Ongoing Employment Is Not Sufficient Consideration for the Enforcement of a Non-compete

Uncertainty existed when we entered our blog post in April which discussed the consideration required for the enforcement of a non-compete. On June 11, the Colorado Court of Appeals ruled, however, that continued employment is not sufficient consideration for the enforcement of a non-compete.

In Lucht's Concrete Plumbing v. Horner, the employee executed a non-compete agreement after working for the company for two years. The employee was not given a pay increase, promotion or additional benefits in consideration for the new commitment. Later, the employee went to work for a competitor in violation of the non-compete and the employer sought to enforce the non-compete.

For a contract to be enforced, each party to the agreement must provide the other with something of value. That "something of value" is called the consideration for the contract. In Lucht's Concrete Plumbing, the issue was whether continued employment of the employee was sufficient consideration for the enforcement of the non-compete. The employer in Lucht's Concrete Plumbing argued that that an employer's forbearance of its right to discharge an at-will employee is sufficient consideration.

The Court of Appeals rejected the employer's arguments and held that continued employment does not create consideration for a non-compete once an employee begins working for an employer. The court reasoned that an employer might agree to continue the employment of the employee if he agrees to sign the non-compete but nothing prevents the employer from discharging the employee at a future date. Accordingly, the employer's promise "requires nothing more than was already promised in the at-will agreement". 

Lucht's Concrete Plumbing is a favorable decision for employees and, under the right circumstances, may mean that non-competes signed by existing employees are not enforceable. it is important to remember, however, that most non-competes are signed when employees are initially hired and are a condition of employment. In those cases, employers will argue that consideration did exist (that is, the job)  for the non-compete regardless of this new decision. It is also important to remember that this is a decision from the Colorado Court of Appeals.

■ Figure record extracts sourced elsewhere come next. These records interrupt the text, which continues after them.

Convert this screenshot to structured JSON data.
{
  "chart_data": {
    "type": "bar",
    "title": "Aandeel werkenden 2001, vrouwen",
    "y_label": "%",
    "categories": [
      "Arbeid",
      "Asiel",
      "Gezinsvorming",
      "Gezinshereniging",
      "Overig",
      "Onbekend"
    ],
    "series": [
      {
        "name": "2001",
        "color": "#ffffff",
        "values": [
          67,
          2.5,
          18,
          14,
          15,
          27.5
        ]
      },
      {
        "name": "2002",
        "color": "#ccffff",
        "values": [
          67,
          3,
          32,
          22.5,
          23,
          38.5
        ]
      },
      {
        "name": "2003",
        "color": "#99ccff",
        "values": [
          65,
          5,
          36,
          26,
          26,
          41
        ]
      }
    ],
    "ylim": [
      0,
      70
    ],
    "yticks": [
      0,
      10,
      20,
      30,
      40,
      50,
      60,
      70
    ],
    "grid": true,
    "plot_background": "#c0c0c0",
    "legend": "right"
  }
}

The decision could be appealed to the Colorado Supreme Court.

Non-compete rules vary by state: Don't Assume that Colorado will follow decisions from other states

We are often contacted by potential clients who have already researched the non-compete or other issue in dispute. These potential clients already understand, for example,  that Colorado has adopted a statute that sets forth when a non-compete may be enforced. In addition, they have used the internet to look at recent decisions from Colorado and other states.  

Sometimes, however, a little information can be a dangerous thing. A recent post in another blog is a good example. In that blog post, the author reported that, at least in South Carolina, a non-compete could not be enforced when the only consideration provided for the execution of the non-compete was continuing at-will employment. That is, that a non-compete, signed by an employee after he had started his job, was not enforceable unless the employer provided the employee with some benefit ( e.g. a bonus, a promotion) other than continuing employment.

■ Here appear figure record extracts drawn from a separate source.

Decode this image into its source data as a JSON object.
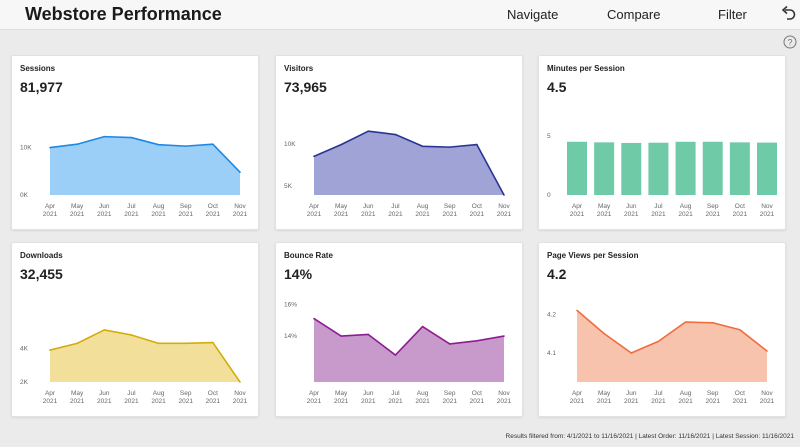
{
  "app": {
    "title": "Webstore Performance"
  },
  "nav": {
    "navigate": "Navigate",
    "compare": "Compare",
    "filter": "Filter"
  },
  "icons": {
    "undo": "undo-icon",
    "help": "help-icon"
  },
  "months": [
    "Apr\n2021",
    "May\n2021",
    "Jun\n2021",
    "Jul\n2021",
    "Aug\n2021",
    "Sep\n2021",
    "Oct\n2021",
    "Nov\n2021"
  ],
  "cards": [
    {
      "id": "sessions",
      "title": "Sessions",
      "value": "81,977",
      "chart_data": {
        "type": "area",
        "stroke": "#1e88e5",
        "fill": "#9ccff7",
        "x": [
          "Apr 2021",
          "May 2021",
          "Jun 2021",
          "Jul 2021",
          "Aug 2021",
          "Sep 2021",
          "Oct 2021",
          "Nov 2021"
        ],
        "values": [
          10000,
          10700,
          12300,
          12100,
          10600,
          10300,
          10700,
          4800
        ],
        "ylim": [
          0,
          17700
        ],
        "yticks": [
          {
            "v": 0,
            "label": "0K"
          },
          {
            "v": 10000,
            "label": "10K"
          }
        ]
      }
    },
    {
      "id": "visitors",
      "title": "Visitors",
      "value": "73,965",
      "chart_data": {
        "type": "area",
        "stroke": "#283593",
        "fill": "#9fa3d6",
        "x": [
          "Apr 2021",
          "May 2021",
          "Jun 2021",
          "Jul 2021",
          "Aug 2021",
          "Sep 2021",
          "Oct 2021",
          "Nov 2021"
        ],
        "values": [
          8500,
          9900,
          11500,
          11100,
          9700,
          9600,
          9900,
          3900
        ],
        "ylim": [
          3900,
          13900
        ],
        "yticks": [
          {
            "v": 5000,
            "label": "5K"
          },
          {
            "v": 10000,
            "label": "10K"
          }
        ]
      }
    },
    {
      "id": "minutes",
      "title": "Minutes per Session",
      "value": "4.5",
      "chart_data": {
        "type": "bar",
        "stroke": "#4ebc96",
        "fill": "#6fcaa8",
        "x": [
          "Apr 2021",
          "May 2021",
          "Jun 2021",
          "Jul 2021",
          "Aug 2021",
          "Sep 2021",
          "Oct 2021",
          "Nov 2021"
        ],
        "values": [
          4.5,
          4.45,
          4.4,
          4.42,
          4.5,
          4.5,
          4.45,
          4.43
        ],
        "ylim": [
          0,
          7.1
        ],
        "yticks": [
          {
            "v": 0,
            "label": "0"
          },
          {
            "v": 5,
            "label": "5"
          }
        ]
      }
    },
    {
      "id": "downloads",
      "title": "Downloads",
      "value": "32,455",
      "chart_data": {
        "type": "area",
        "stroke": "#d4ac0d",
        "fill": "#f2e09a",
        "x": [
          "Apr 2021",
          "May 2021",
          "Jun 2021",
          "Jul 2021",
          "Aug 2021",
          "Sep 2021",
          "Oct 2021",
          "Nov 2021"
        ],
        "values": [
          3900,
          4300,
          5100,
          4800,
          4300,
          4300,
          4350,
          2000
        ],
        "ylim": [
          2000,
          7000
        ],
        "yticks": [
          {
            "v": 2000,
            "label": "2K"
          },
          {
            "v": 4000,
            "label": "4K"
          }
        ]
      }
    },
    {
      "id": "bounce",
      "title": "Bounce Rate",
      "value": "14%",
      "chart_data": {
        "type": "area",
        "stroke": "#8e1d8f",
        "fill": "#c89acc",
        "x": [
          "Apr 2021",
          "May 2021",
          "Jun 2021",
          "Jul 2021",
          "Aug 2021",
          "Sep 2021",
          "Oct 2021",
          "Nov 2021"
        ],
        "values": [
          15.1,
          14.0,
          14.1,
          12.8,
          14.6,
          13.5,
          13.7,
          14.0
        ],
        "ylim": [
          11.1,
          16.4
        ],
        "yticks": [
          {
            "v": 14,
            "label": "14%"
          },
          {
            "v": 16,
            "label": "16%"
          }
        ]
      }
    },
    {
      "id": "pageviews",
      "title": "Page Views per Session",
      "value": "4.2",
      "chart_data": {
        "type": "area",
        "stroke": "#ef6c3c",
        "fill": "#f8c3ad",
        "x": [
          "Apr 2021",
          "May 2021",
          "Jun 2021",
          "Jul 2021",
          "Aug 2021",
          "Sep 2021",
          "Oct 2021",
          "Nov 2021"
        ],
        "values": [
          4.21,
          4.15,
          4.1,
          4.13,
          4.18,
          4.178,
          4.16,
          4.105
        ],
        "ylim": [
          4.025,
          4.242
        ],
        "yticks": [
          {
            "v": 4.1,
            "label": "4.1"
          },
          {
            "v": 4.2,
            "label": "4.2"
          }
        ]
      }
    }
  ],
  "footer": {
    "text": "Results filtered from: 4/1/2021 to 11/16/2021  |  Latest Order: 11/16/2021  |  Latest Session: 11/16/2021"
  }
}
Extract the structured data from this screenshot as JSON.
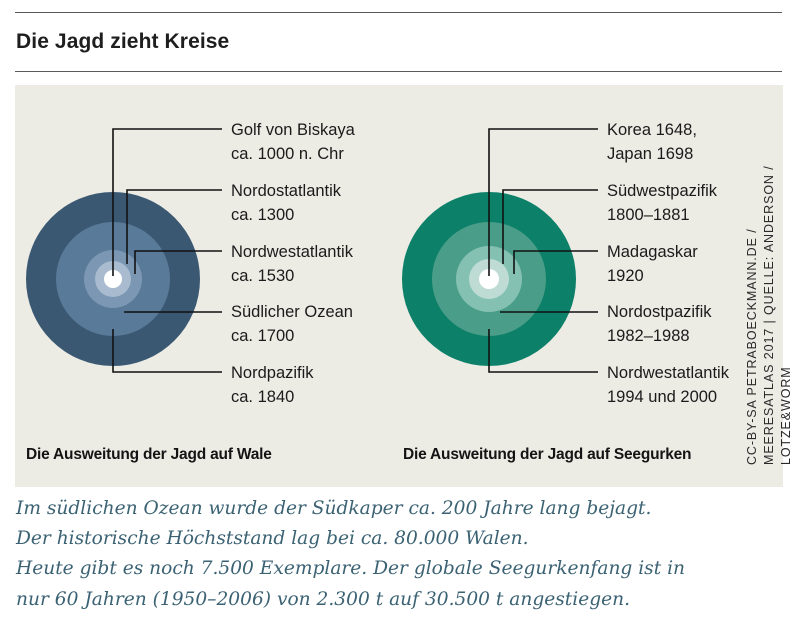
{
  "title": "Die Jagd zieht Kreise",
  "whales": {
    "caption": "Die Ausweitung der Jagd auf Wale",
    "colors": [
      "#3b5873",
      "#597a99",
      "#7b97b3",
      "#a9bccf",
      "#ffffff"
    ],
    "rings": [
      {
        "label": "Golf von Biskaya\nca. 1000 n. Chr"
      },
      {
        "label": "Nordostatlantik\nca. 1300"
      },
      {
        "label": "Nordwestatlantik\nca. 1530"
      },
      {
        "label": "Südlicher Ozean\nca. 1700"
      },
      {
        "label": "Nordpazifik\nca. 1840"
      }
    ]
  },
  "cucumbers": {
    "caption": "Die Ausweitung der Jagd auf Seegurken",
    "colors": [
      "#0c8068",
      "#4a9d88",
      "#85c1b3",
      "#bedcd4",
      "#ffffff"
    ],
    "rings": [
      {
        "label": "Korea 1648,\nJapan 1698"
      },
      {
        "label": "Südwestpazifik\n1800–1881"
      },
      {
        "label": "Madagaskar\n1920"
      },
      {
        "label": "Nordostpazifik\n1982–1988"
      },
      {
        "label": "Nordwestatlantik\n1994 und 2000"
      }
    ]
  },
  "source": "CC-BY-SA PETRABOECKMANN.DE /\nMEERESATLAS 2017 | QUELLE: ANDERSON / LOTZE&WORM",
  "footer": [
    "Im südlichen Ozean wurde der Südkaper ca. 200 Jahre lang bejagt.",
    "Der historische Höchststand lag bei ca. 80.000 Walen.",
    "Heute gibt es noch 7.500 Exemplare. Der globale Seegurkenfang ist in",
    "nur 60 Jahren (1950–2006) von 2.300 t auf 30.500 t angestiegen."
  ]
}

That may be the law in South Carolina. We don't practice there and we wouldn't profess to know. But this issue is not so easily resolved in Colorado. 

In Colorado, a non-compete, like any other contractual obligation, must be supported by consideration. The employer, in other words, must provide the employee with some benefit. It isn't as clear, however, whether an employee's continuing employment is sufficient to support the non-compete obligation (that is, an explicit or implicit threat that the employee would be terminated unless he signs the non-compete). Colorado courts have held, for example, that continuing employment can be sufficient consideration to bind an employer to a promise in a employee handbook. Those cases imply that continuing employment is sufficient to support a non-compete obligation. 

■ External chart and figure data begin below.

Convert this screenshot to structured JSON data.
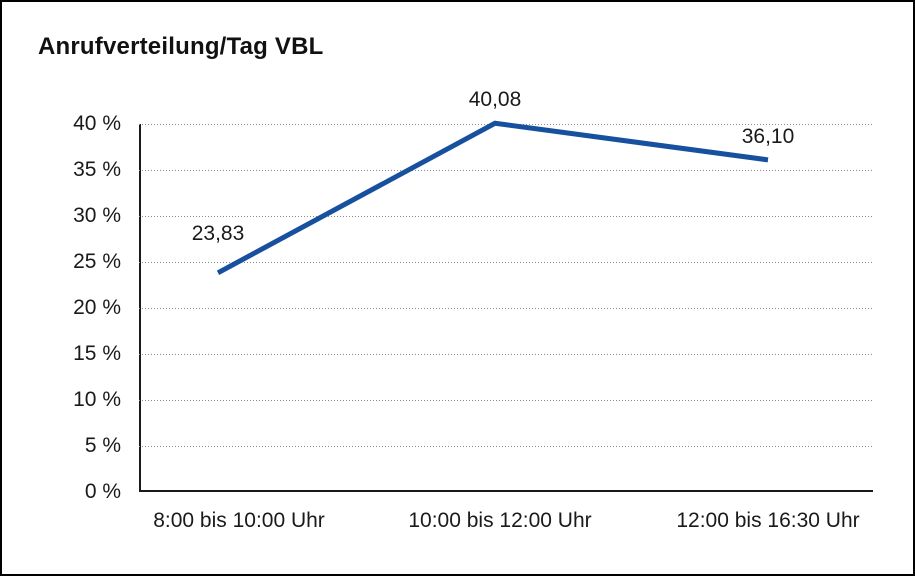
{
  "chart": {
    "title": "Anrufverteilung/Tag VBL"
  },
  "chart_data": {
    "type": "line",
    "title": "Anrufverteilung/Tag VBL",
    "categories": [
      "8:00 bis 10:00 Uhr",
      "10:00 bis 12:00 Uhr",
      "12:00 bis 16:30 Uhr"
    ],
    "values": [
      23.83,
      40.08,
      36.1
    ],
    "value_labels": [
      "23,83",
      "40,08",
      "36,10"
    ],
    "y_tick_labels": [
      "0 %",
      "5 %",
      "10 %",
      "15 %",
      "20 %",
      "25 %",
      "30 %",
      "35 %",
      "40 %"
    ],
    "y_tick_step": 5,
    "ylim": [
      0,
      40
    ],
    "xlabel": "",
    "ylabel": "",
    "grid": "horizontal-dotted",
    "legend_position": "none",
    "line_color": "#17509e",
    "axis_color": "#1a1a1a",
    "gridline_color": "#8a8a8a",
    "background_color": "#ffffff",
    "border_color": "#000000"
  }
}
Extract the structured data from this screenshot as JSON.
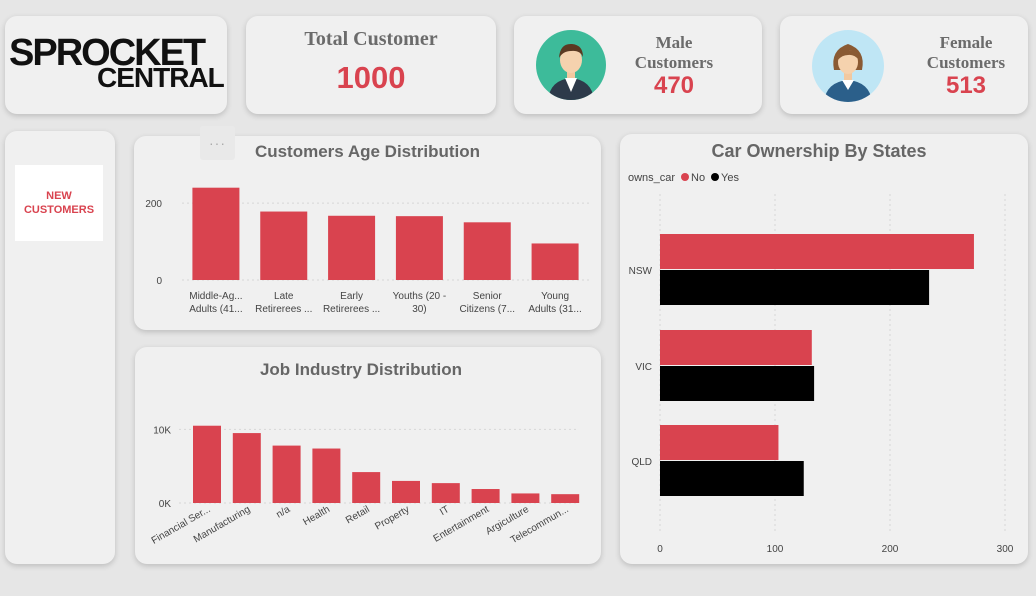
{
  "logo": {
    "line1": "SPROCKET",
    "line2": "CENTRAL"
  },
  "kpis": {
    "total": {
      "label": "Total Customer",
      "value": "1000"
    },
    "male": {
      "label_line1": "Male",
      "label_line2": "Customers",
      "value": "470"
    },
    "female": {
      "label_line1": "Female",
      "label_line2": "Customers",
      "value": "513"
    }
  },
  "sidebar": {
    "new_customers_line1": "NEW",
    "new_customers_line2": "CUSTOMERS"
  },
  "more_options_label": "···",
  "colors": {
    "accent": "#d9434f",
    "yes": "#000000",
    "bg": "#e6e6e6",
    "card": "#f0f0f0"
  },
  "icons": {
    "male": "male-avatar-icon",
    "female": "female-avatar-icon",
    "logo_gear": "gear-icon"
  },
  "chart_data": [
    {
      "id": "age",
      "type": "bar",
      "title": "Customers Age Distribution",
      "categories": [
        "Middle-Ag...",
        "Late",
        "Early",
        "Youths (20 -",
        "Senior",
        "Young"
      ],
      "categories_line2": [
        "Adults (41...",
        "Retirerees ...",
        "Retirerees ...",
        "30)",
        "Citizens (7...",
        "Adults (31..."
      ],
      "values": [
        240,
        178,
        167,
        166,
        150,
        95
      ],
      "yticks": [
        "0",
        "200"
      ],
      "ytick_values": [
        0,
        200
      ],
      "ylim": [
        0,
        260
      ],
      "grid": true
    },
    {
      "id": "industry",
      "type": "bar",
      "title": "Job Industry Distribution",
      "categories": [
        "Financial Ser...",
        "Manufacturing",
        "n/a",
        "Health",
        "Retail",
        "Property",
        "IT",
        "Entertainment",
        "Argiculture",
        "Telecommun..."
      ],
      "values": [
        10500,
        9500,
        7800,
        7400,
        4200,
        3000,
        2700,
        1900,
        1300,
        1200
      ],
      "yticks": [
        "0K",
        "10K"
      ],
      "ytick_values": [
        0,
        10000
      ],
      "ylim": [
        0,
        12500
      ],
      "grid": true
    },
    {
      "id": "cars",
      "type": "bar",
      "title": "Car Ownership By States",
      "legend_title": "owns_car",
      "categories": [
        "NSW",
        "VIC",
        "QLD"
      ],
      "series": [
        {
          "name": "No",
          "values": [
            273,
            132,
            103
          ]
        },
        {
          "name": "Yes",
          "values": [
            234,
            134,
            125
          ]
        }
      ],
      "xticks": [
        "0",
        "100",
        "200",
        "300"
      ],
      "xtick_values": [
        0,
        100,
        200,
        300
      ],
      "xlim": [
        0,
        300
      ],
      "legend_position": "top-left",
      "grid": true
    }
  ]
}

As a practical matter, cautious employers will combine any request to sign a non-compete with a bonus or some other benefit. That added benefit will assist the employer in showing that consideration existed for the non-compete.

More importantly, however, an employee should not rely on a blog post about the law in another state in making a decision about whether his non-compete in Colorado is enforceable. The law on non-competes varies widely across the United States. Do not assume that Colorado will follow the approach adopted in other states.